Running a country is easy.
Brendan, we're down to earth now. Or not down to earth, as the case may be. Patrick O'Donoghue is writing in the Sunday Times. more sobering O'Leary tips on bags and booze.
Yes. I mean, this, basically, this whole story that erupted last week when Michael O'Leary called for a ban on airports selling drink outside of licensing hours, six o'clock in the morning. Who needs a drink at five o'clock in the morning, he said, is just Michael O'Leary, I'm afraid, doing what Michael O'Leary always does, which is getting Ryanair into the headlines.
This is, as you say, he suggested last week that because O'Leary up to one flight a week has to be diverted because of drunken behaviour on board, which I don't doubt for a minute, having been on a flight to Alicante recently and seen behaviour that was challenging for the flight crew.
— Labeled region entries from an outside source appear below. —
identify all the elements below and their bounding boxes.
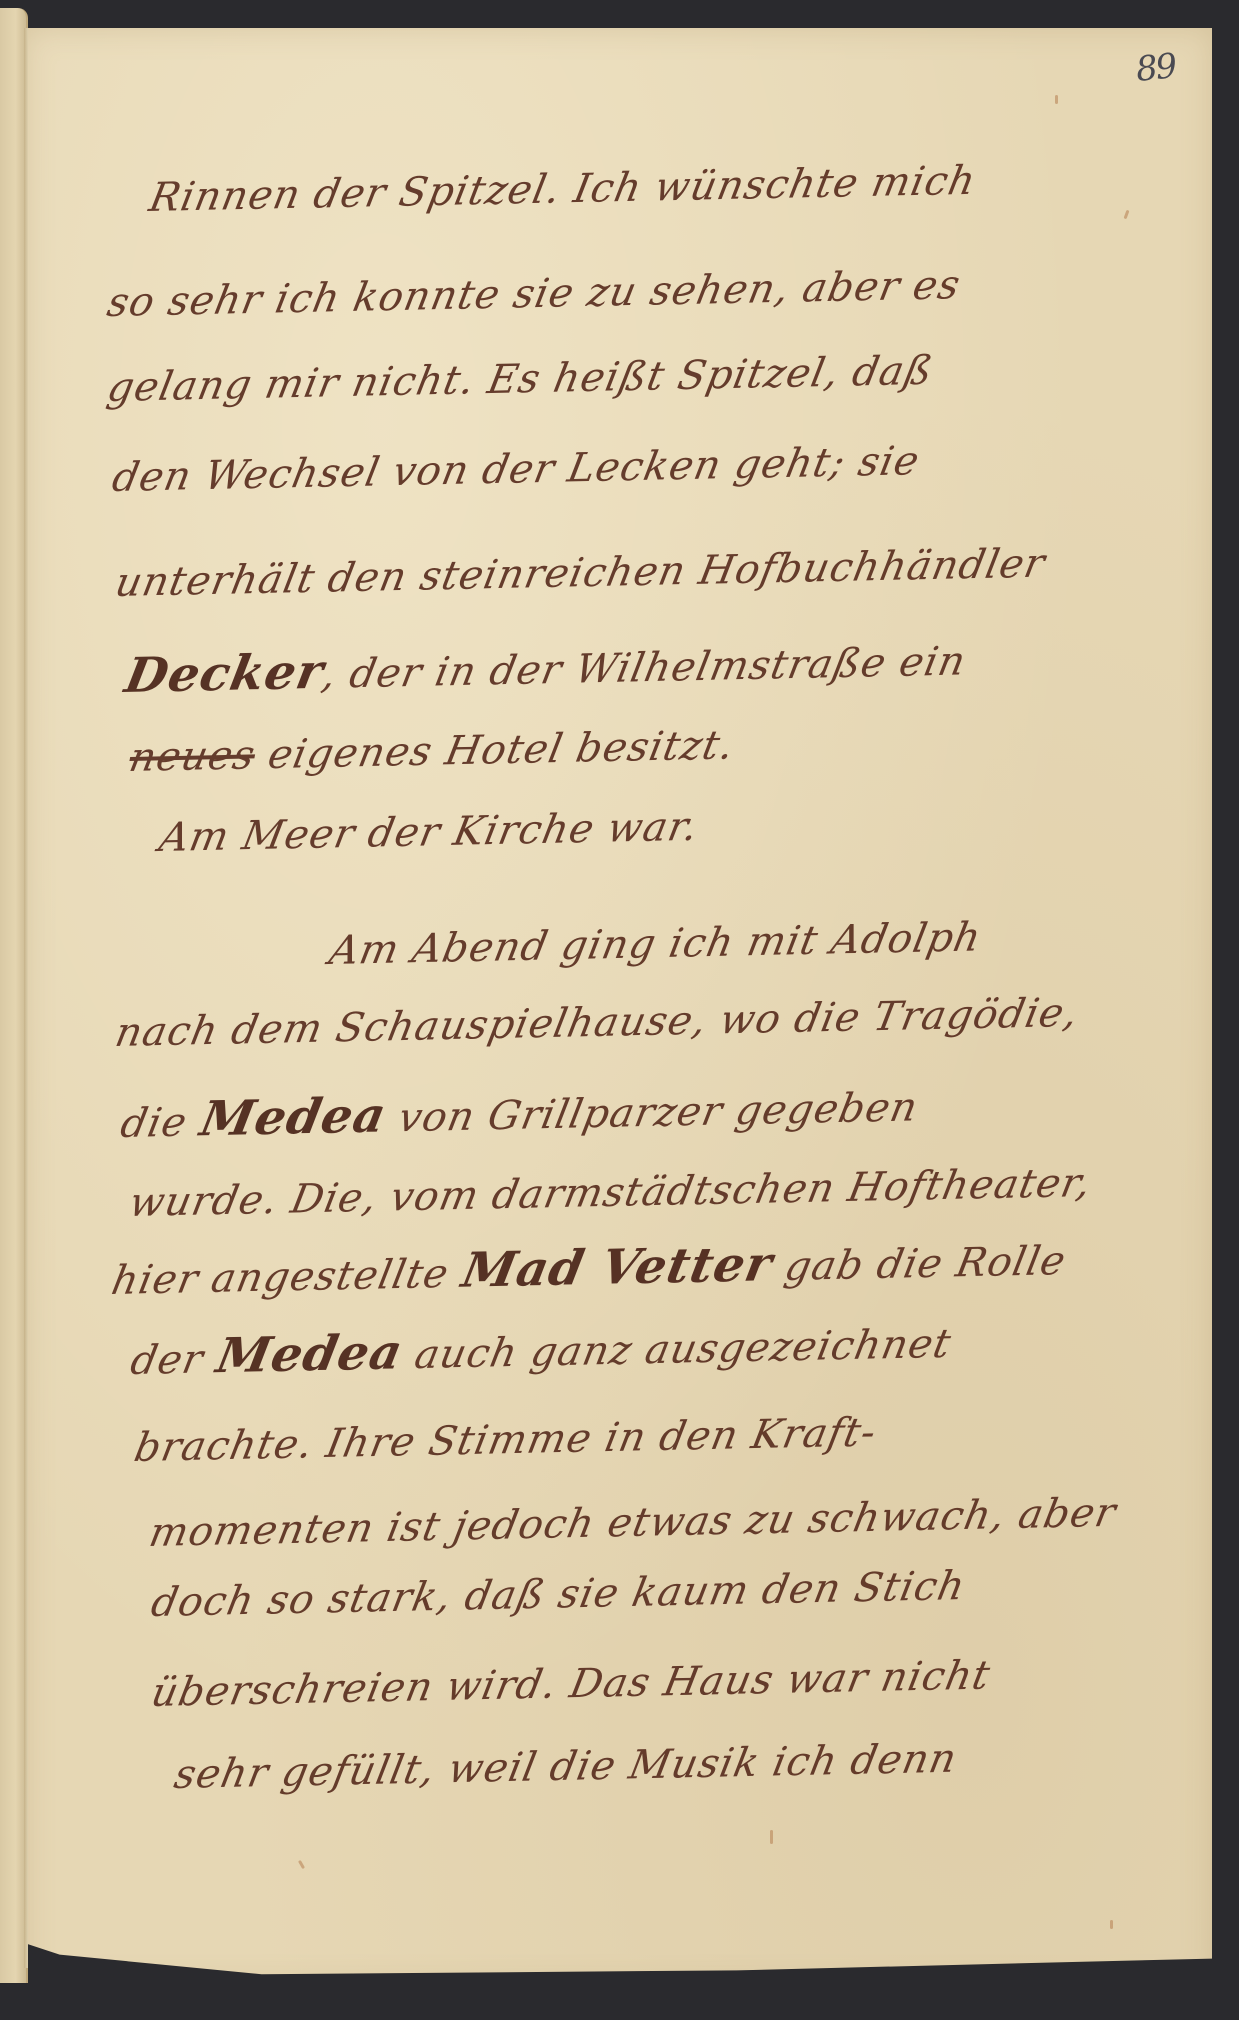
emphasized-name: Decker bbox=[121, 644, 329, 704]
folio-number: 89 bbox=[1134, 46, 1177, 90]
manuscript-scan: 89 Rinnen der Spitzel. Ich wünschte mich… bbox=[0, 0, 1239, 2020]
binding-gutter bbox=[24, 28, 28, 1968]
paper-speck bbox=[1055, 95, 1058, 104]
struck-word: neues bbox=[126, 732, 260, 781]
paper-speck bbox=[770, 1830, 773, 1844]
emphasized-name: Medea bbox=[212, 1324, 407, 1384]
emphasized-name: Medea bbox=[196, 1088, 391, 1148]
paper-speck bbox=[1110, 1920, 1113, 1929]
emphasized-name: Mad Vetter bbox=[457, 1236, 777, 1298]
In what way?
There was at least two stag parties and a hen party on, and the flight took off before eight in the morning. And those people, while they were in good spirits, I have to say, but they were clearly drunk, and it was very difficult for the flight attendants to give, for instance, a safety demonstration. because they couldn't be heard.
And they had to turn off the recording and say, look, can you please, please stop shouting and laughing and singing while we're trying to give the demonstration. And then, as I was saying, I did a piece on it in the Sunday Independence Day. I said, I'm not a great comforting flyer anyway, a comfortable flyer. And so at one point there was such a queue of men
for the front of the plane, for the toilets. I actually thought we'd been hijacked and that they were queuing up to storm the cockpit. They were all waiting to go to the loo. So if Michael O'Leary wants to put an end to this, what he needs to do is start charging two euros a pop for the toilets. That'll stop people drinking.
Don't give them ideas. Ben, you actually picked Brenda's piece.